Beaucoup d’anciens faisaient l’éloge de la Bible Crampon pour sa précision de traduction.Son défaut : l’impression est petite et serrée.
L’abbé Glère ( je ne sais pas l’écrire) a fait lui aussi un très bon travail, sa Bible est de bonne taille et très bien traduite aussi.
Tchetnik
salut! la Bible Osty ET Trinquet est un monument d’érudition. Un de mes amis a travaillé avec Trinquet d’une culture considérable, parlant, traduisant plusieurs langues anciennes… et qui est en fait le principal rédacteur… Quand j’ai besoin d’une précision je sais donc à qui demander. Ca nous fait des discussions sympathiques 😀
La Crampon n’est pas mal, mais un peu littérale dans les épitres. Darby, même s’il était protestant (en se faisant quand même virer de partout…) a eéalisé une traduction qui reste correcte, bien meilleure que la Second, d’ailleurs.

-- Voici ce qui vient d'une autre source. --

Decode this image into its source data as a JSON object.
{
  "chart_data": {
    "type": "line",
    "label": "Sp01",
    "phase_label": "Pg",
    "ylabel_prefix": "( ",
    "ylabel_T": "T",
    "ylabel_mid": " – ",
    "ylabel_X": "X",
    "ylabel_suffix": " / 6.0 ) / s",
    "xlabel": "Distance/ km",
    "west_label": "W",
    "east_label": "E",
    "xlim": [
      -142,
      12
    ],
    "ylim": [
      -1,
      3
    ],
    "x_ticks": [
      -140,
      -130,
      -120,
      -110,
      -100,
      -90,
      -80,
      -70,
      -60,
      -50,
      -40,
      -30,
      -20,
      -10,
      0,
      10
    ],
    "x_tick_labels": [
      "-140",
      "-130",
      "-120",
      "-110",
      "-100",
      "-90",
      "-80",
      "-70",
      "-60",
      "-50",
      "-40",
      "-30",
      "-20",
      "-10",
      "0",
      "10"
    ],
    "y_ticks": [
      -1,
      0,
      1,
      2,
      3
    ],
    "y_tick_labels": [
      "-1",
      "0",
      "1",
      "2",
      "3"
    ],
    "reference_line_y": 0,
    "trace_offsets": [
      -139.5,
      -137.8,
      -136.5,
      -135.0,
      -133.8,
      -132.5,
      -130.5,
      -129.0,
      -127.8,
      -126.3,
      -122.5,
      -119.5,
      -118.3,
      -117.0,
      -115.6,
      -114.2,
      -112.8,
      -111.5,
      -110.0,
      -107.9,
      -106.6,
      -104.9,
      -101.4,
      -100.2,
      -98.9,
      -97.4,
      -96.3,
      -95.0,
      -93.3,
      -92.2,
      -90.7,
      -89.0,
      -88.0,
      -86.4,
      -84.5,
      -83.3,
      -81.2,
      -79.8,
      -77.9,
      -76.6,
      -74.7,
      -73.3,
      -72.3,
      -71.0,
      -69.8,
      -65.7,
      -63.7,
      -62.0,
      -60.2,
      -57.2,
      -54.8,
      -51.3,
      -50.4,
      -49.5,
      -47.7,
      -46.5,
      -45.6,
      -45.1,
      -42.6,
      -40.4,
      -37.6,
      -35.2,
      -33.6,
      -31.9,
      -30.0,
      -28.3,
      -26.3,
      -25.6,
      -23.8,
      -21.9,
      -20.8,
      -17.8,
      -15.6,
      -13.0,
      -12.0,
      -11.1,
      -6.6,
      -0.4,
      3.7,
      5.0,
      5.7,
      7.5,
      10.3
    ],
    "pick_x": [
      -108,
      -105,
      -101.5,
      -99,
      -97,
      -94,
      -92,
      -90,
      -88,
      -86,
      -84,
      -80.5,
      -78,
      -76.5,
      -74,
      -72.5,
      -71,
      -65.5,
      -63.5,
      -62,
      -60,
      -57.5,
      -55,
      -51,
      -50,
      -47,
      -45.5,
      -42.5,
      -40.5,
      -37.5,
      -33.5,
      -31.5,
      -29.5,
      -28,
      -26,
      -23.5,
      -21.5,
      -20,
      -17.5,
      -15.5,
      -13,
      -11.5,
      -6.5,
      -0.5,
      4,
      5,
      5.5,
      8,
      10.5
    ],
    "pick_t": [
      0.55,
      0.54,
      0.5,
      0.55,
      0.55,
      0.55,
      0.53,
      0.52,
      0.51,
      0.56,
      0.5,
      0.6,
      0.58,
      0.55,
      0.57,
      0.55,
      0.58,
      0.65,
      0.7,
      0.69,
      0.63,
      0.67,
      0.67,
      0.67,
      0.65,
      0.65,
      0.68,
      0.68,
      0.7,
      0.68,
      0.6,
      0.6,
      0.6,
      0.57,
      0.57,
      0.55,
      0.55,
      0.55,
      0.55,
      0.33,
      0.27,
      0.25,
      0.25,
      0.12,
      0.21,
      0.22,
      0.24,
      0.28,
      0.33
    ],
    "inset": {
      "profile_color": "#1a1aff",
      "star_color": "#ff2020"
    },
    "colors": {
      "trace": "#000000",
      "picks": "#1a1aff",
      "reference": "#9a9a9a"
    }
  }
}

La Bible de Navarre est excellente aussi, texte latin en parallèle, introduction riches des livres, les commentaires doctrinaux sont copieux et clairs et surtout conforme à la Tradition, (loin des commentaires douteux écrits par des théologiens libéraux qui se retrouvent ensuite en loges), elle a aussi un index bien pensé. Bémol, prix des tomes (un ça va, deux ça va moins, trois ça va plus trop, etc…), sa rareté, et plusieurs tomes encore non traduits ou introuvables en français (dont l’Ancien Testament).

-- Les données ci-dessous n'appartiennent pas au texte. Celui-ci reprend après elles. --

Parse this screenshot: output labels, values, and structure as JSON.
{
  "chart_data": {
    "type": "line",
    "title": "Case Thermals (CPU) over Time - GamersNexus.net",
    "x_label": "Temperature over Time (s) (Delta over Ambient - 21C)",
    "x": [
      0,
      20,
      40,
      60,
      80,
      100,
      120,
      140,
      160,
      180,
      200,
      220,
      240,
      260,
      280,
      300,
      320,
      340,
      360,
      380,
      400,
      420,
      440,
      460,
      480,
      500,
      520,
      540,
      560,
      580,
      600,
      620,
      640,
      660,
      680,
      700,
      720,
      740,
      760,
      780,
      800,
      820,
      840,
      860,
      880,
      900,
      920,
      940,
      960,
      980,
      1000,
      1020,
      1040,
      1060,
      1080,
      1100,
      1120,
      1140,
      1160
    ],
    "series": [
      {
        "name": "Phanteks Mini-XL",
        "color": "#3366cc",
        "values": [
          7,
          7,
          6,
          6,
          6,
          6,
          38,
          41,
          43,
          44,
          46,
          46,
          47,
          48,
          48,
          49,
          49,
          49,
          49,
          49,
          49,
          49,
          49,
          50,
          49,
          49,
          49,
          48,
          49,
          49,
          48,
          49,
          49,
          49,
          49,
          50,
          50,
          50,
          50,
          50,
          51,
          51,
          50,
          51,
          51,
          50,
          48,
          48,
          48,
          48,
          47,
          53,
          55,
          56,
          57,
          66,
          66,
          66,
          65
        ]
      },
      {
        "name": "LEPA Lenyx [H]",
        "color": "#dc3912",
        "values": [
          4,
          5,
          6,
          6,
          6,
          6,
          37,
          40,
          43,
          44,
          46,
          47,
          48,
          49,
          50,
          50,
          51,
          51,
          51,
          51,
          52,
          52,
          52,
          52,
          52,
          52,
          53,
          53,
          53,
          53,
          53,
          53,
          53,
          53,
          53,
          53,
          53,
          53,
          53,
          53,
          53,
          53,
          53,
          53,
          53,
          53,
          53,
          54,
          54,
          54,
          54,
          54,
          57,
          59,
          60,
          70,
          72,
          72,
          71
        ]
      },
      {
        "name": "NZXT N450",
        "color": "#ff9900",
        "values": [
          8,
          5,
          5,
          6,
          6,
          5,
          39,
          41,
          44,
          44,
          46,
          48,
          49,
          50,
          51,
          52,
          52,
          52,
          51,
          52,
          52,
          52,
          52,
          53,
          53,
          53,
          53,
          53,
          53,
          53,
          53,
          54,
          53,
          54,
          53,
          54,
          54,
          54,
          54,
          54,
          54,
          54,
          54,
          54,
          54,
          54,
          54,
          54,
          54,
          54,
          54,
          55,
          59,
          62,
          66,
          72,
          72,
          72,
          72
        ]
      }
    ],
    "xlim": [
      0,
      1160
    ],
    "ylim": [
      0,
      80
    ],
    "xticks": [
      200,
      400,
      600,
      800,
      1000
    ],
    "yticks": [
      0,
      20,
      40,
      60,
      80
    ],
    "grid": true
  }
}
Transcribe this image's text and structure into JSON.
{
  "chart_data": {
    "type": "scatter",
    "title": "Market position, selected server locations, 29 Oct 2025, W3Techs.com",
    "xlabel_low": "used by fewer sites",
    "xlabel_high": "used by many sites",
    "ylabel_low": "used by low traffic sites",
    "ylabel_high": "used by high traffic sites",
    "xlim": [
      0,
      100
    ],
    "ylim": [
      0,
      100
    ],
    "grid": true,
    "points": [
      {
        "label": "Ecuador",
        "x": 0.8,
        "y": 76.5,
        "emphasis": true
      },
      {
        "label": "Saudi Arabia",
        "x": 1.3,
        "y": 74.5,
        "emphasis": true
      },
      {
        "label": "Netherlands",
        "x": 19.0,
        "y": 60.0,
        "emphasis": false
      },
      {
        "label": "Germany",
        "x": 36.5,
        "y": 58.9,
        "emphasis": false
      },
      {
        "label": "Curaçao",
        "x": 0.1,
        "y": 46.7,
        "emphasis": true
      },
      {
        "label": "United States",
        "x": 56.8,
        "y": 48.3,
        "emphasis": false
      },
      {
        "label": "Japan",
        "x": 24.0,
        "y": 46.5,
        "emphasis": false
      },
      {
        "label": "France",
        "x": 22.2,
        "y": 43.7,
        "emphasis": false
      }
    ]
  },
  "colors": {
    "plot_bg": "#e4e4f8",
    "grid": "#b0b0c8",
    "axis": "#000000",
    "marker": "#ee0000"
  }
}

Enfn, Osty et Jérusalem suffisent.
Pour ceux qui s’intéressent à la critique textuelle, à l’archéologie biblique, il y a les bulletins de l’association Jean Carmignac ici :
http://www.abbe-carmignac.org/bulletins.php
une mine d’or.
Pour info un manuscrit de Marc du 1er siècle (quasiment sûr pour l’instant) a été découvert, donc du vivant de plusieurs témoins oculaires de l’église naissante! Découverte formidable, seulement il va falloir attendre l’année prochaine pour les premières conclusions.
Oui, parmis les bibles traduites par les protestants, la Darby en français et la New King James en anglais sont les plus correctes.